Tests mit Dieselabgasen VW entschuldigt sich für Versuche an Affen

Zehn Affen wurden in einem US-Labor stundenlang Dieselabgasen ausgesetzt - um zu zeigen, wie gut Abgasreinigung made in Germany funktioniert. VW hat sich nun entschuldigt.

Verdrecktes Volkswagen-Logo am VW-Werk in Wolfsburg
DPA

Verdrecktes Volkswagen-Logo am VW-Werk in Wolfsburg


Wie unschädlich sind die angeblich sauberen Dieselmotoren aus Deutschland? Um diese Frage zu beantworten, hatte eine von Volkswagen, Daimler und BMW finanzierte Lobbygruppe eine Untersuchung in Auftrag gegeben. Dabei mussten zehn Affen stundenlang Dieselabgase einatmen.

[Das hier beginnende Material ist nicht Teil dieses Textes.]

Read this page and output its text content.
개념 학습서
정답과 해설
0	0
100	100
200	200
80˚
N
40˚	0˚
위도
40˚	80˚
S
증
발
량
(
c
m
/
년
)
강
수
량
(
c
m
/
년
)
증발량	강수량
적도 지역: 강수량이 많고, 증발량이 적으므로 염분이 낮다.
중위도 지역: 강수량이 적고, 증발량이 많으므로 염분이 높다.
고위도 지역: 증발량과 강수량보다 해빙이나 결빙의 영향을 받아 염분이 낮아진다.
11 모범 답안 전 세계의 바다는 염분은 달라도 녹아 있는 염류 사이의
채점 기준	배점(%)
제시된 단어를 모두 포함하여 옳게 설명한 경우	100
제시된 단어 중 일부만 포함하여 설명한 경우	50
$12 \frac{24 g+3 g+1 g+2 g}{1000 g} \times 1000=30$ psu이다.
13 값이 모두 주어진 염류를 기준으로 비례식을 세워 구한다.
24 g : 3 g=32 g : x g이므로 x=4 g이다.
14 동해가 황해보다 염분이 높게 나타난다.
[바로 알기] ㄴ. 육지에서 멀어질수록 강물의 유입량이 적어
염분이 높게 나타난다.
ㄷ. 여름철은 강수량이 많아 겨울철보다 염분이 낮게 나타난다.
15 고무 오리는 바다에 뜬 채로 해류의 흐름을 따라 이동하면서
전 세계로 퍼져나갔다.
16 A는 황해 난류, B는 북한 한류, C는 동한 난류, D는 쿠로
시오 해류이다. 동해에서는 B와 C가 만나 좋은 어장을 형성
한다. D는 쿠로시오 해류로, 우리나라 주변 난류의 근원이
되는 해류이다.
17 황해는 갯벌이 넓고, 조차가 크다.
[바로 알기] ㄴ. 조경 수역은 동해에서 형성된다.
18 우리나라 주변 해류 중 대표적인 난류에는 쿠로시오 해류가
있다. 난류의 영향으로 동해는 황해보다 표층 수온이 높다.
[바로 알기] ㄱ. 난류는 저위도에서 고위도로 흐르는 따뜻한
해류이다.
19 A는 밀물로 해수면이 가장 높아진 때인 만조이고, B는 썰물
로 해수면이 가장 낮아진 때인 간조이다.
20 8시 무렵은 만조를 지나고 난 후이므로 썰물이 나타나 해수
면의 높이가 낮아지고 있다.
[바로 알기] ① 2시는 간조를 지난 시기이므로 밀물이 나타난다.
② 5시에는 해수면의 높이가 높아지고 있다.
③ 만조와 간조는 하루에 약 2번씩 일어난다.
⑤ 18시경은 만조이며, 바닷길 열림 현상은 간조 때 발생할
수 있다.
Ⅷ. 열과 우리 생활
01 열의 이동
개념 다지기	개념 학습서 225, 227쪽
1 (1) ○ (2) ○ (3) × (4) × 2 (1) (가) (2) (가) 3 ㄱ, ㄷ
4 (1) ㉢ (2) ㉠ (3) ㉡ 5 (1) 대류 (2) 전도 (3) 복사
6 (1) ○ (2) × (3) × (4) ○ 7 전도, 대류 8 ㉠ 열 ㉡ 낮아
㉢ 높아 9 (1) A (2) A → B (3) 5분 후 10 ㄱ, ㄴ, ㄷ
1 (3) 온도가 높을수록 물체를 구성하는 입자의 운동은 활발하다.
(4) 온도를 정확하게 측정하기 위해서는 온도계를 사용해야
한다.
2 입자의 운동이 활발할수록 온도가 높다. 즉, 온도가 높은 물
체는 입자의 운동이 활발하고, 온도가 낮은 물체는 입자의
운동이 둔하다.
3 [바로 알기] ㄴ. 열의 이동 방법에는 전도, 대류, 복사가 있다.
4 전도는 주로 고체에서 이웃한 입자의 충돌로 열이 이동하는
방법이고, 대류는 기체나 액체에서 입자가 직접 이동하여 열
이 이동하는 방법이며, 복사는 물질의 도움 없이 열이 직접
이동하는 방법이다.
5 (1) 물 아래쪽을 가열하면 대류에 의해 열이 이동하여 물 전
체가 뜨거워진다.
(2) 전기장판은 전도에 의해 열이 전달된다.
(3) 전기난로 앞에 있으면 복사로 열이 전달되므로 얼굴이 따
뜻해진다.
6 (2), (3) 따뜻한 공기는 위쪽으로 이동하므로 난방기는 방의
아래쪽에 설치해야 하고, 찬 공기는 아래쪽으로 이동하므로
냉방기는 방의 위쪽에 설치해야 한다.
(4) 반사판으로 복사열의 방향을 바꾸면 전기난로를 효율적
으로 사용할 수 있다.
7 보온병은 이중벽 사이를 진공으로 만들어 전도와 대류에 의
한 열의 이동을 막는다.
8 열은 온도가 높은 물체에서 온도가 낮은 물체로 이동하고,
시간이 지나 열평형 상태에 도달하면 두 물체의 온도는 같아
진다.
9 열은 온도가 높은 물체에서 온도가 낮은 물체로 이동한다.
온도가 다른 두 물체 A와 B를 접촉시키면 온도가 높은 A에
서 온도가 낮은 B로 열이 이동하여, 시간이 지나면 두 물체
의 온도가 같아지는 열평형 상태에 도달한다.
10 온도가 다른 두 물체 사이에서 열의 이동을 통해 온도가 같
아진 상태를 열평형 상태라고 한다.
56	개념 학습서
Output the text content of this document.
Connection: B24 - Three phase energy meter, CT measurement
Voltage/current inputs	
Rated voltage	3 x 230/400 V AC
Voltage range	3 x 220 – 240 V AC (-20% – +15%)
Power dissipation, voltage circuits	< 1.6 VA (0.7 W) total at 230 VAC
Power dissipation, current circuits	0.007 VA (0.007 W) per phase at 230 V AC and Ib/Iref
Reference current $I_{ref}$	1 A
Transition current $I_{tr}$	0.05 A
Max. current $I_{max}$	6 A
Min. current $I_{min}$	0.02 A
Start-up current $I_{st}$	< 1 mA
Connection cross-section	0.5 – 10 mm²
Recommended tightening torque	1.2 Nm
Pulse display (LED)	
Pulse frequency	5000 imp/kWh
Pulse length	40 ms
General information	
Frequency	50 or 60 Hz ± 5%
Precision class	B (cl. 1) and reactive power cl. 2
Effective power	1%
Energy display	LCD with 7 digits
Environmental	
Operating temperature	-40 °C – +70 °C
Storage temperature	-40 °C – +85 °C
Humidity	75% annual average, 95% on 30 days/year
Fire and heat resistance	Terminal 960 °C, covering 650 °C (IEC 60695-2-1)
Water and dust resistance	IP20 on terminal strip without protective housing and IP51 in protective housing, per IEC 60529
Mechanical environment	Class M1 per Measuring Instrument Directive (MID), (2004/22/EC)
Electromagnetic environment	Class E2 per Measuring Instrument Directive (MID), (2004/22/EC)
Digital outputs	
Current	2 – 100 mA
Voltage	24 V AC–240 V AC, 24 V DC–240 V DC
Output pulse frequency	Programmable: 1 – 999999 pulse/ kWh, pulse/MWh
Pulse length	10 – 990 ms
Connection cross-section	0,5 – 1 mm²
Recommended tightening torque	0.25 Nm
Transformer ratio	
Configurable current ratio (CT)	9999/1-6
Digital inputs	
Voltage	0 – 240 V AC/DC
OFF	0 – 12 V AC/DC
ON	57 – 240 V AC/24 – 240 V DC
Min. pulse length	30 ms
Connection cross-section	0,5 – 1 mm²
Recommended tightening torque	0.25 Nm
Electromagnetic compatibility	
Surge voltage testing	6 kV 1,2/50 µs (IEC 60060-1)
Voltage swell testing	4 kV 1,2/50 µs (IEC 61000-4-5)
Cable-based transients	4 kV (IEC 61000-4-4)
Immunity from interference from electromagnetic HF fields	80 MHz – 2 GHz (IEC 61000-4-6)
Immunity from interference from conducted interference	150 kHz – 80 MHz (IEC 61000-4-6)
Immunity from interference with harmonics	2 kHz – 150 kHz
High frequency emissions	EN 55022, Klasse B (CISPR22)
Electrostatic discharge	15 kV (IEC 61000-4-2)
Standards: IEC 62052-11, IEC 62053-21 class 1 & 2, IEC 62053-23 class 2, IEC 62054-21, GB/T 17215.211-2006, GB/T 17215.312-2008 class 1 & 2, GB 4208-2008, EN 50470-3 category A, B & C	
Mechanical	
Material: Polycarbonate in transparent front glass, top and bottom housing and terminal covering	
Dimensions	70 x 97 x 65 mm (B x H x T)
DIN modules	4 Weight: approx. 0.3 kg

Dafür hat Volkswagen nun um Entschuldigung gebeten. "Wir sind der Überzeugung, dass die damals gewählte wissenschaftliche Methodik falsch war. Es wäre besser gewesen, auf eine solche Untersuchung von vornherein zu verzichten", teilte der Konzern mit. Volkswagen distanziere sich klar von allen Formen der Tierquälerei. "Wir entschuldigen uns für das Fehlverhalten und die Fehleinschätzung Einzelner."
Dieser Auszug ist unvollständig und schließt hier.